Io lavoro con le donne migranti. A chi frega dei loro traumi? Lo Stato parla di violenza contro le donne e poi fa gli accordi con la Libia. Noi le incontriamo le donne che vengono dalla Libia: stuprate, vittime di tratta, maltrattate con dei segni e dei traumi indicibili. E i politici vanno a fare le conferenze sulle donne, a dire che viviamo in uno Stato di diritto. Sono storie atroci. A volte la gente mi chiede, ma come fai a lavorare e sopportare tutte queste storie.

E come fa?
Io mi curo curando altre donne.

Le donne vittime di violenza rischiano di essere invisibili per lo Stato, le straniere ancora di più?
Io sono invisibile, ma mi so rendere visibile. A Trama di Terre faccio un laboratorio di scrittura che si chiama “Il mio nome non è migrante”. Lottiamo contro lo stereotipo secondo cui le donne migranti non hanno studiato, non parlano e non sanno parlare. Noi sappiamo parlare, abbiamo voce. Non è che la stiamo chiedendo, la rivendichiamo. Io ascolto queste ragazze e mi rendo conto di quanto è profondo il male che hanno subito: loro hanno voglia e hanno energia per lottare, ma non trovano uno spazio per farlo.
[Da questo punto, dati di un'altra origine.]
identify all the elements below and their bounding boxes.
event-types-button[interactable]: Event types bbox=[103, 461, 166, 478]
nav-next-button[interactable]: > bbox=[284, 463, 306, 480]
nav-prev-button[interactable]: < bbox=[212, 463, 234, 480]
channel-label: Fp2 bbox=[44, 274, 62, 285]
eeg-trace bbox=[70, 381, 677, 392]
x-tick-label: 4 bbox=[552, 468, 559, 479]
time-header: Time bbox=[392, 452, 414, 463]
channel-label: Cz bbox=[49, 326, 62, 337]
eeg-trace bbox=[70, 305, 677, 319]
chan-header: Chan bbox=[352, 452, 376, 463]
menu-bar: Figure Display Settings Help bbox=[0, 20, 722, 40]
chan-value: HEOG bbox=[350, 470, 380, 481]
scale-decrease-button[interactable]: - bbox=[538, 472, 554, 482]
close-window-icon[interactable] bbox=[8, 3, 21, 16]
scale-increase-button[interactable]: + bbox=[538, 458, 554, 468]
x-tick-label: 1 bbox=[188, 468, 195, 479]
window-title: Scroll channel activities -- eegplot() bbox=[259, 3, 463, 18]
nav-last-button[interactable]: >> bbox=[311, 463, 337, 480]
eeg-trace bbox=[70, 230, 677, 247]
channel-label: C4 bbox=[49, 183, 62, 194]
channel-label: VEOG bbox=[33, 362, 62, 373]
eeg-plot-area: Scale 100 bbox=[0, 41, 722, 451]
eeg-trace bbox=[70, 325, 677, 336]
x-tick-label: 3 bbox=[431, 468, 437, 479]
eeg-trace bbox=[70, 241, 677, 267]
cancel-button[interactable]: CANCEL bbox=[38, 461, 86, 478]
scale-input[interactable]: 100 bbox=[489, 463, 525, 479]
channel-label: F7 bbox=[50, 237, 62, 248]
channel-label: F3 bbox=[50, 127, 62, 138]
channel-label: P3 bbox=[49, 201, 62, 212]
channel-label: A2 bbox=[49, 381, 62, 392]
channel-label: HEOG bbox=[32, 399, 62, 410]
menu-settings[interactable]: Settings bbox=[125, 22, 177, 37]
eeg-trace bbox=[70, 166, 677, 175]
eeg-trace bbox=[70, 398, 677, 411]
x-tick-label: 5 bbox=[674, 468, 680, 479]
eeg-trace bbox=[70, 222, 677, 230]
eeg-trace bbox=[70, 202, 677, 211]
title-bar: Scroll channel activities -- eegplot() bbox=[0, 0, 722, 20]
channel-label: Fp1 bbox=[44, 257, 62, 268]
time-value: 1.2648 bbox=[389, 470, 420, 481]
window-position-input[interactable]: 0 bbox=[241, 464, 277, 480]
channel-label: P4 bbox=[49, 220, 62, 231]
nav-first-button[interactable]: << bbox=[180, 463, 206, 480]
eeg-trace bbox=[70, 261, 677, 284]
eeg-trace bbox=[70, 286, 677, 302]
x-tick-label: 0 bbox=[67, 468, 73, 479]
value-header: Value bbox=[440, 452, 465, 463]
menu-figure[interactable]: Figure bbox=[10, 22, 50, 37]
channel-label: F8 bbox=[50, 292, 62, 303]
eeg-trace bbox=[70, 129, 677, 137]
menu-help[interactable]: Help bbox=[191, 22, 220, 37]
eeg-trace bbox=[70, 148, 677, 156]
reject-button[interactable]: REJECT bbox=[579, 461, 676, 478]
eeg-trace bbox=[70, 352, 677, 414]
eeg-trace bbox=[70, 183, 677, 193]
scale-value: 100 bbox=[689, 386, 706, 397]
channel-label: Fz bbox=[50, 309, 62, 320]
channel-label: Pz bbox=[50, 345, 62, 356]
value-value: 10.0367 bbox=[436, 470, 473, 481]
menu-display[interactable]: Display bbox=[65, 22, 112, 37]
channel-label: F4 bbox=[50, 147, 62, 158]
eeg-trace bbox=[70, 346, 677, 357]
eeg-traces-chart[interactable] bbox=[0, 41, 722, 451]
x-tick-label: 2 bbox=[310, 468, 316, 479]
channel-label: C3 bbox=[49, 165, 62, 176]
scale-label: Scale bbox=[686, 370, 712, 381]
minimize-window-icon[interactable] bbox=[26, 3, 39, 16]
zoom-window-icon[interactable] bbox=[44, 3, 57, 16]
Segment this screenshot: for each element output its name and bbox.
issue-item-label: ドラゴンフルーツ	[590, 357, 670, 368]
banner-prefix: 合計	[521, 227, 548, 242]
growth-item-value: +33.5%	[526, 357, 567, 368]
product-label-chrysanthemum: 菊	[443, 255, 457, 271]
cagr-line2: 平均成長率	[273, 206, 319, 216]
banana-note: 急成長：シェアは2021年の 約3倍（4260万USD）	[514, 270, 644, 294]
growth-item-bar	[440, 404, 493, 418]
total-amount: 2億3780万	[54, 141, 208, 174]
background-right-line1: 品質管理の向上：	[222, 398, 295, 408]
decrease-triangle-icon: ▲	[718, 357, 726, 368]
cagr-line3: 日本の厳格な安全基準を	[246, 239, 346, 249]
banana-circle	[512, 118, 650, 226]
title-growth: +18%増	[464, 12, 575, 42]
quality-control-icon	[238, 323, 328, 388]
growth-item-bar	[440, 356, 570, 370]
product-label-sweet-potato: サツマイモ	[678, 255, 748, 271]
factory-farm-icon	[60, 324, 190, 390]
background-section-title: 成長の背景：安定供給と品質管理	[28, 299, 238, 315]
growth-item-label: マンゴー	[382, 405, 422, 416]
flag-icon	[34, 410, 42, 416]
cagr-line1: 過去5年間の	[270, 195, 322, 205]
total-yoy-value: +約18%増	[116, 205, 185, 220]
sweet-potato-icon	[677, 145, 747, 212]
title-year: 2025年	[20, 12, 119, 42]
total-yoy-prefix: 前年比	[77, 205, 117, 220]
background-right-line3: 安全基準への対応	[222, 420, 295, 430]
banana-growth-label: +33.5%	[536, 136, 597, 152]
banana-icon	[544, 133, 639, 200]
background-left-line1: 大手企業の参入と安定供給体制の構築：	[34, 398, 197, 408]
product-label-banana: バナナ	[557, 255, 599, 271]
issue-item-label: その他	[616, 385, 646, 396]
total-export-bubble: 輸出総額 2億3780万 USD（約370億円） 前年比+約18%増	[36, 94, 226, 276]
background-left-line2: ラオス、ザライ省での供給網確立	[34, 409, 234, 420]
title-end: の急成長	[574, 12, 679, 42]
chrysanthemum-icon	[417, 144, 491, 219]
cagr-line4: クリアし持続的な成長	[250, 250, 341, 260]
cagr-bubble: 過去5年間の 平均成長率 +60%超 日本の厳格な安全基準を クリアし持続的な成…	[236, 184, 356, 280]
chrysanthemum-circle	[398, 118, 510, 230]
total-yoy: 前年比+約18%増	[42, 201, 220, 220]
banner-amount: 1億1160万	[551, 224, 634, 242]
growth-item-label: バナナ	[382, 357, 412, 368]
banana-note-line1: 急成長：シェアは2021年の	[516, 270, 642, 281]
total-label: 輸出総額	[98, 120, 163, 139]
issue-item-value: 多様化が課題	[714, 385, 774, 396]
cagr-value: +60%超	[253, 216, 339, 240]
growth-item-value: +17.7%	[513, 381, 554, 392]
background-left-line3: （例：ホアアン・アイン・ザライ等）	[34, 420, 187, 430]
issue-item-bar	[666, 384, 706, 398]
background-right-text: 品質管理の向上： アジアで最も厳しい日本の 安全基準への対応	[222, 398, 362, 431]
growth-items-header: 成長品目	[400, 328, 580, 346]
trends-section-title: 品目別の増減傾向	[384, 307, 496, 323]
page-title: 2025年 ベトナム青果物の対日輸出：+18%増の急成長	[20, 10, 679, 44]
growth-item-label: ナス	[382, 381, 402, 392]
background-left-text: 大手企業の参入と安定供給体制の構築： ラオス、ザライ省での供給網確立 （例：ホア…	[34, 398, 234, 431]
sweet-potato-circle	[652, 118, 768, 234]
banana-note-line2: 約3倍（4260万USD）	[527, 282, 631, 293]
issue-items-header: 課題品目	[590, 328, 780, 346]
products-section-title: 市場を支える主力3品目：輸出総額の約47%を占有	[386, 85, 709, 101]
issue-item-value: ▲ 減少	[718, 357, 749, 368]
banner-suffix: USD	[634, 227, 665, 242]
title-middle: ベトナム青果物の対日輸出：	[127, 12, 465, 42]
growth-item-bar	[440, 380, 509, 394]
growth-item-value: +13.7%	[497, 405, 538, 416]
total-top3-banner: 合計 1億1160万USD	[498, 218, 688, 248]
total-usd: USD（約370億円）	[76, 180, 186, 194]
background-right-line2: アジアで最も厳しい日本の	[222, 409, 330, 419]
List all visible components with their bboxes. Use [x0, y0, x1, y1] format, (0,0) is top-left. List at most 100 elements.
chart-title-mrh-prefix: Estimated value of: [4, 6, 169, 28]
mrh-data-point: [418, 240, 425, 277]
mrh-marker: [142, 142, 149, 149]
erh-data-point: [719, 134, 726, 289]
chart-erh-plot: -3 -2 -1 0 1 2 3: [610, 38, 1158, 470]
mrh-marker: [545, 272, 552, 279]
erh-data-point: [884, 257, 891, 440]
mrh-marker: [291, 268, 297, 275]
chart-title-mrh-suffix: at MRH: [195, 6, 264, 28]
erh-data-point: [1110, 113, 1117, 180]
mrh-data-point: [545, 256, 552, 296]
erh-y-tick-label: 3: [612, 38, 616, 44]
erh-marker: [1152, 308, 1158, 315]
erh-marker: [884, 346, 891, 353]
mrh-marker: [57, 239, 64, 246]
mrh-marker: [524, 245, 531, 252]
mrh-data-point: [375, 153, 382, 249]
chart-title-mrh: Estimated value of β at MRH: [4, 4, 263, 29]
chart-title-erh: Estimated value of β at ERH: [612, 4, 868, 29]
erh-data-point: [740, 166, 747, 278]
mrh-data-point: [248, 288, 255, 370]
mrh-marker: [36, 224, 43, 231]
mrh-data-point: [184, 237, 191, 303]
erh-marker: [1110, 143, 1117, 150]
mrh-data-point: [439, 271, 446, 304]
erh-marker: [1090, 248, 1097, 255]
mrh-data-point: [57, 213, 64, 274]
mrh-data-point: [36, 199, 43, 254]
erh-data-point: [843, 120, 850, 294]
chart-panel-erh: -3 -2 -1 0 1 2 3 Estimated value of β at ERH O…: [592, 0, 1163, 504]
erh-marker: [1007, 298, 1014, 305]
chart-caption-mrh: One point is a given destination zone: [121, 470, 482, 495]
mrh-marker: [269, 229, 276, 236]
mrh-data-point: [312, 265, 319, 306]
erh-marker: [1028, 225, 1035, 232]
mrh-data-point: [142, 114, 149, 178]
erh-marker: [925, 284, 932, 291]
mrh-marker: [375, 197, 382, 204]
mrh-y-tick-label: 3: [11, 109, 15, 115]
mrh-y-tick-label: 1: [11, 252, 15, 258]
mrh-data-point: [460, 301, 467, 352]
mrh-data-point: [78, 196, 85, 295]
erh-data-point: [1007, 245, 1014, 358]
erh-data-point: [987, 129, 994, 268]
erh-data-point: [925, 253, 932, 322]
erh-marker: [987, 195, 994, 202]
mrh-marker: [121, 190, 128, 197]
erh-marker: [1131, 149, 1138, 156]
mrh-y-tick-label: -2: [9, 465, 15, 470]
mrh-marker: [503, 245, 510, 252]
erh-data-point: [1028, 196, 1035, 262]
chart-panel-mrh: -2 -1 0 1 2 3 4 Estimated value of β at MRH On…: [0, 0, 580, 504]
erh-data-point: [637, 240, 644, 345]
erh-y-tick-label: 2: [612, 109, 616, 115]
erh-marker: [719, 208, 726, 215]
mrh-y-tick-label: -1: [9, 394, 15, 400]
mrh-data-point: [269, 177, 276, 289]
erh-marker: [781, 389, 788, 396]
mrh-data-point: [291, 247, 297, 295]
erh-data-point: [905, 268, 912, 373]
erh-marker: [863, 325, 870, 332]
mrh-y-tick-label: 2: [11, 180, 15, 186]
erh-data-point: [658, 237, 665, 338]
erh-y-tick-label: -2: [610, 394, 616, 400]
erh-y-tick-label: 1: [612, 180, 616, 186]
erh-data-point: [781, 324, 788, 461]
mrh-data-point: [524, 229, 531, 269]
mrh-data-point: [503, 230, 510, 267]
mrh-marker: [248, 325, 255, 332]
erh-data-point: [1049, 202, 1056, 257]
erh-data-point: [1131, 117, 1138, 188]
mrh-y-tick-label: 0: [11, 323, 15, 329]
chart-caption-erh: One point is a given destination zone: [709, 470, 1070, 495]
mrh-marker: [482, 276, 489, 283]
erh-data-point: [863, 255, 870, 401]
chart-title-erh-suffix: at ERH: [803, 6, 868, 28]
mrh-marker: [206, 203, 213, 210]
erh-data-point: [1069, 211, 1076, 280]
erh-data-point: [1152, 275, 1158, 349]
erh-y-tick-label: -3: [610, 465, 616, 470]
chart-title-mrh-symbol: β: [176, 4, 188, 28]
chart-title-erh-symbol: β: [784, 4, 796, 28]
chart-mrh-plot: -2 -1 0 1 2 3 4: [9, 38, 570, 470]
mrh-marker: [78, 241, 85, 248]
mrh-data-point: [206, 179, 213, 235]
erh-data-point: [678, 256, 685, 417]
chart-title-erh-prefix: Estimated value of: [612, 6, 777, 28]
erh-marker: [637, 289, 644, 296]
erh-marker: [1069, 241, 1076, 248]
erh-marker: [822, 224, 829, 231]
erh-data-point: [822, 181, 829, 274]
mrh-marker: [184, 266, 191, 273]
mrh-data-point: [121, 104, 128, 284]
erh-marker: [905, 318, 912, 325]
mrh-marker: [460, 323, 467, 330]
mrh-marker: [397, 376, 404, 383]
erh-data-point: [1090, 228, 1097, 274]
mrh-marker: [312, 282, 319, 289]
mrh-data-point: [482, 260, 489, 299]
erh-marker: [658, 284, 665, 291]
Oltre alla violenza, lei ha raccontato discriminazioni quotidiane.
Un uomo un giorno per strada mi ha detto: “Non ho mai assaggiato una figa nera”. E’ questo che siamo per loro: il nostro corpo è iper sessualizzato, è come se fossimo delle cose disponibili per tutti. E’ uno stereotipo che ha radici molto profonde, fin dai tempi del colonialismo. Ma non è solo questo. Quando dico che lavoro, mi chiedono se faccio la badante o le pulizie. Perché le donne nere si pensa che possano fare solo lavori di cura.

Se lo Stato vuole davvero aiutare le donne vittime di violenza, qual è l’intervento più urgente?
Quando una donna denuncia, deve essere attivata subito una rete di protezione che riguardi tutti i fronti: dai servizi sociali alla pubblica amministrazione. Ci dev’essere una copertura completa e i vari ambiti devono comunicare.

Anche Juana Loayza, uccisa a Reggio Emilia pochi giorni fa, aveva denunciato l’uomo che l’ha sgozzata.
Per questo è importante cercare un centro antiviolenza e avere una rete di protezione. Perché il problema è cosa succede dopo essere andati dalle forze dell’ordine e se sei sola, il pericolo rimane.